David Cronenberg: i suoi migliori film, fra body horror e storie di violenza

David Cronenberg festeggia 80 anni e una carriera che lo ha consacrato fra i più originali cineasti di sempre: da Videodrome a Inseparabili, ripercorriamo i suoi grandi film.

David Cronenberg: i suoi migliori film, fra body horror e storie di violenza

Io considero i film horror come arte, come film sul confronto. Sono film che ti mettono a confronto con alcuni aspetti della tua vita che sono difficili da affrontare.

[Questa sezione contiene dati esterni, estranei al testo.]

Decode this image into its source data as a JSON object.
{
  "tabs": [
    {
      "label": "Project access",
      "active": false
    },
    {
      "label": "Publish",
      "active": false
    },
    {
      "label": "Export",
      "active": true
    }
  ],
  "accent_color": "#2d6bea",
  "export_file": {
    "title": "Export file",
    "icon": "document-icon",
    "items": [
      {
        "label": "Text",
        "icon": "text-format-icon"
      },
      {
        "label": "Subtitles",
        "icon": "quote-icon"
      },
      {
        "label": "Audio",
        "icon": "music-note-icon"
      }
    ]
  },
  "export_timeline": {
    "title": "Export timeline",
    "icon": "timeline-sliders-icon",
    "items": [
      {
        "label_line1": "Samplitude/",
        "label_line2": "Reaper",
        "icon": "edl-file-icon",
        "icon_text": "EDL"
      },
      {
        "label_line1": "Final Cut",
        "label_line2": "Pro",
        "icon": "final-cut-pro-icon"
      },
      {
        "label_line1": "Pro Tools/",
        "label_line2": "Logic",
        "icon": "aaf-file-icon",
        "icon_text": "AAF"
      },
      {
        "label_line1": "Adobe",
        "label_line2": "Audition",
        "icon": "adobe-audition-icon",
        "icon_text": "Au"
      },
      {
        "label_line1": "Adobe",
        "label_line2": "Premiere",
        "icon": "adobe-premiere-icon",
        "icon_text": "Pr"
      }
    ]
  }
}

È il nome a cui è ricollegato per antonomasia il concetto stesso di body horror: quel filone di cui David Cronenberg è stato, se non il padre fondatore, senz'altro l'esponente di maggior rilievo, colui che ne ha esplorato appieno le potenzialità e le declinazioni. Eppure, al di là dell'immediatezza delle 'etichette', sarebbe limitante ridurre a questo il cinema del regista canadese: un cinema che, a partire dai B-movie della seconda metà degli anni Settanta, ha adoperato - e spesso rinnovato - i codici dell'horror per mettere in scena le inquietudini e le ossessioni dell'essere umano, i suoi lati oscuri e i suoi abissi insondabili. E dall'essere umano, lo sguardo di Cronenberg è andato allargandosi alla società nel suo complesso: i tabù, il rimosso che lotta per riaffiorare in superficie, l'angoscioso connubio fra mostruosità ed eros.

David Cronenberg
Un primo piano di David Cronenberg

Nato a Toronto il 15 marzo 1943, fin dai suoi primi passi nell'industria David Cronenberg ha provveduto a definire una cifra stilistica ben precisa: una cifra rielaborata di volta in volta, in parallelo con le evoluzioni della sua filmografia e con i soggetti alla base di ogni singola opera. Tuttavia, il marchio del cineasta canadese è diventato inconfondibile: il suo approccio alla narrazione non offre mai facili appigli allo spettatore, ma al contrario gioca con le ambiguità morali, le pulsioni inconfessabili e le paure senza nome. Ricompensato con il Leone d'Oro alla carriera al Festival di Venezia 2018, un anno fa Cronenberg è tornato alla regia, dopo quasi otto anni di assenza dal set, con Crimes of the Future, riproponendo alcuni elementi-cardine della sua poetica, mentre in questi giorni dovrebbero avere inizio le riprese del suo nuovo lavoro, The Shrouds. Nell'attesa, celebriamo gli ottant'anni di David Cronenberg con una rassegna in ordine cronologico di alcuni tra i migliori film (nonché i più rappresentativi) di un percorso artistico che non avrebbe potuto essere più audace e conturbante.

1. Videodrome

Videodrome 1983
Videodrome: James Woods e Debbie Harry

Quando dirige Videodrome, nel 1983, David Cronenberg può già vantare altri cinque lungometraggi, incluso Scanners, che lo hanno reso uno dei talenti emergenti dell'horror; ma è questo film, facendo leva sulle derive più sinistre della tecnologia e della realtà mediatica del proprio tempo, a segnare una cesura nella produzione del regista canadese. Assumendo il punto di vista di Max Renn (James Woods), proprietario di una piccola emittente televisiva dai contenuti hard, Videodrome trascende i confini del genere in favore di un amalgama in cui le allucinazioni del protagonista si intrecciano a una nuova tipologia di body horror. Il risultato è un film anticipatore di temi e suggestioni di fine millennio, laddove l'assuefazione alla violenza si accompagna anche a uno spaventoso senso di fascinazione.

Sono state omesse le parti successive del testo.